Те же рассыльные, которые забирали газеты для стройучастков, приносили статьи и заметки от наших собственных корреспондентов.
— Движение в оба конца! — говорил Кузьма Петрович об этом порядке, который незадолго до моего появления установил Ивашов.
Мы с Кузьмой Петровичем усаживались за «редактуру».
— Ты знаешь, что говорит Ивашов? Печатное слово гораздо сильней, чем слово произнесенное. Поэтому надо строго выверять это слово!
Не только женщины были влюблены в Ивашова, в него был влюблен и Кузьма Петрович.
Мы выверяли… А ночью, в типографии, с внимательностью ученого, прильнувшего к микроскопу, тем же самым занималась Ася Тропинина:
— Это же русский язык!
Если статьи касались особо важных событий или кого-нибудь критиковали, я отправлялся проверять факты.
— Хвалить можно щедро, с преувеличениями, но ругать с преувеличениями нельзя! — учил меня Кузьма Петрович.
По вечерам Эдик с адской скоростью мчал меня и Асю в типографию, а оттуда глубокой ночью с той же крайне повышенной скоростью мы мчались обратно, доставляли пачки в редакцию и разъезжались по домам. Это был режим военной поры, такой чрезвычайной, что и превышенная скорость, которую развивал Эдик, мне представлялась закономерной, вполне соответствовавшей всем остальным исключениям из правил нормальной жизни.
Для этих забытых правил времени не оставалось. «Вот познакомлю вас со своей семьей!» — каждую неделю обещал мне и Асе Кузьма Петрович. Но неделя сменяла неделю, а возможность для знакомств, домашних общений не появлялась и даже вдали не угадывалась.
Маму я тоже видел лишь по ночам стоящей, как на посту, возле расплывчато светящегося окна нашей комнаты.
— Все нормально! — голосил я из кузова, стремясь сократить ее тревогу и ожидание хоть на минуту.
А утром, когда она беззвучно исчезала из комнаты, я еще спал.
На столе, в центре тарелки, всегда лежала записка: «Сашенька! Не забудь поесть. Мама».
Несколько раз рядом оказывалась другая тарелка, специально не мытая: я должен был удостовериться, что и мама позавтракала. Но однажды, убедившись, что это бутафория, я сказал:
— Ночью, перед сном, будем делить все, что у нас есть на завтрак. Делить поровну!
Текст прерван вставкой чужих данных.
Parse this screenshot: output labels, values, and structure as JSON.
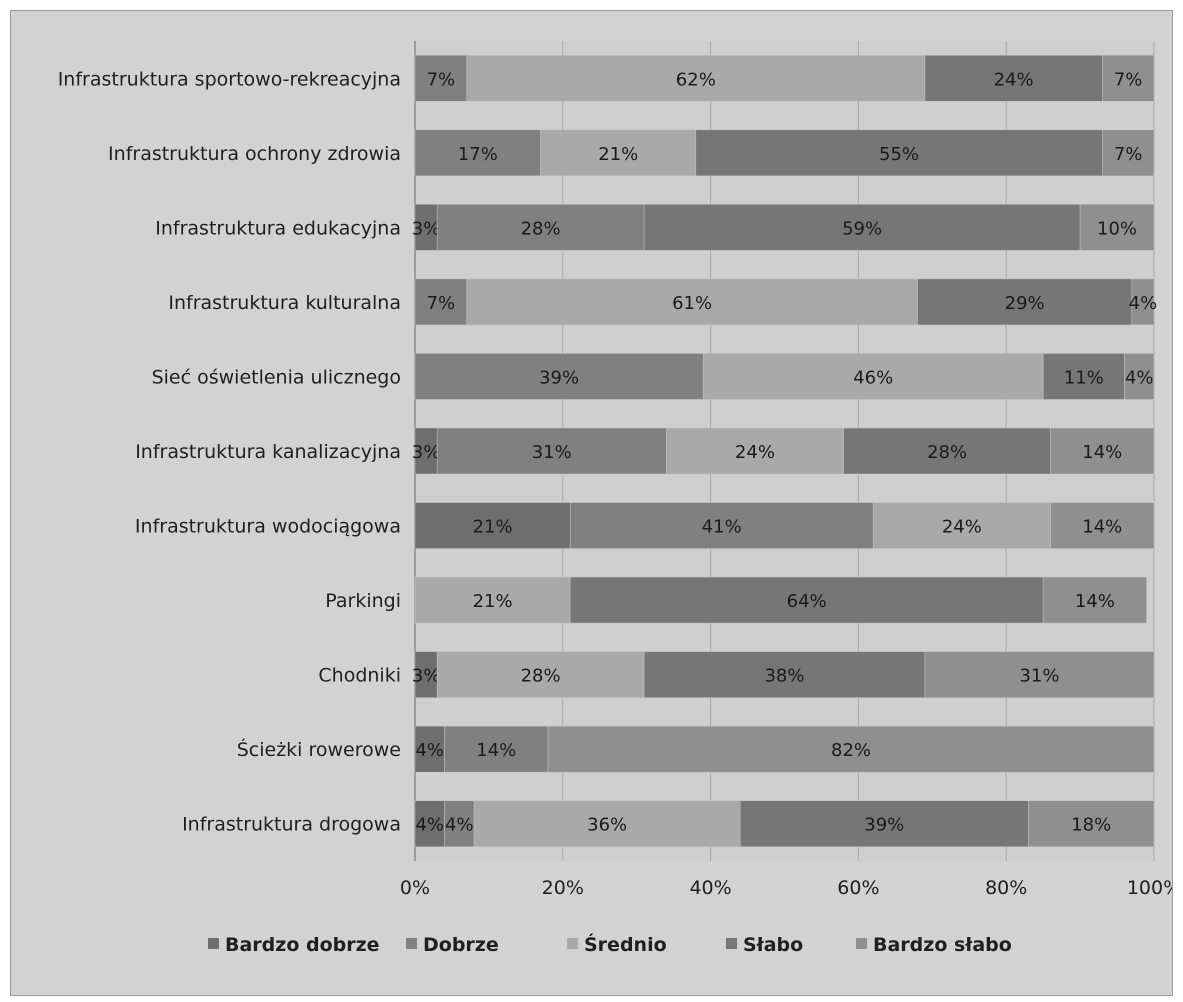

— Посмотри на меня: мне надо сбрасывать вес.
— Но набирать силы.
— Я требую справедливости! — Мама, как жрица к солнцу, возвела руки к лампочке без абажура. — Ты ведь еще…
— Вспомни бомбоубежище!
…Мы завершали работу над номером, где рассказывалось о том, как очередной цех был «сдан в эксплуатацию» — в беспощадную эксплуатацию, которой подвергались тогда все цехи, все станки и все агрегаты. Исключения из правил везде стали правилом.
Вверху первой полосы широко расположились слова, называемые в газете «шапкой»: «Вчера — стройучасток, сегодня — цех!» Это была действительно «шапка», потому что газетный номер как бы надел эти слова себе на голову.
Вторая полоса повествовала о том, как на строительстве «разные бригады объединились в едином порыве».
— Найди другие слова, — потребовал Кузьма Петрович. И, показывая, что это нелегко, преодолел пальцами правой руки свои стоймя стоявшие волосы, которые сравнивали с рыжими металлическими пружинками. — Мысль правильная! Но словами можно мысль укрепить, а можно и укокошить.
Укреплять мысли словами он заставлял меня ежедневно.
Кузьма Петрович был не только влюблен в Ивашова, но и в чем-то невольно ему подражал. Цитировал его высказывания… Но всегда со ссылками на первоисточник. Чаще всего он напоминал мне слова Ивашова о том, что каждый и в нечеловеческих, антигуманных условиях должен оставаться человеком и гуманистом.
Оставаясь таким, Кузьма Петрович сказал:
— Надо сделать этот номер праздничным. Людям в любых обстоятельствах необходимы и праздники. Хоть короткие… Как передышки!
Дом культуры приглашал в тот день на литературный концерт. Приезжали знаменитые актеры, которые гастролировали по Уралу и читали стихи классиков. Для придания номеру праздничности я еще днем продиктовал заметку в несколько строк о том, как вечером классическая поэзия воодушевила строителей на новые подвиги. Информационные материалы не требовали поиска слов: они просто оповещали.
— Все должно быть в жанре!.. — говорил Кузьма Петрович. — Это закон не только искусства, но и газетного дела.
— Может быть, пойдем на концерт? Он продлится часа полтора… А потом уже в типографию? — зашторив от смущения своей густой прядью оба глаза, предложила мне Ася.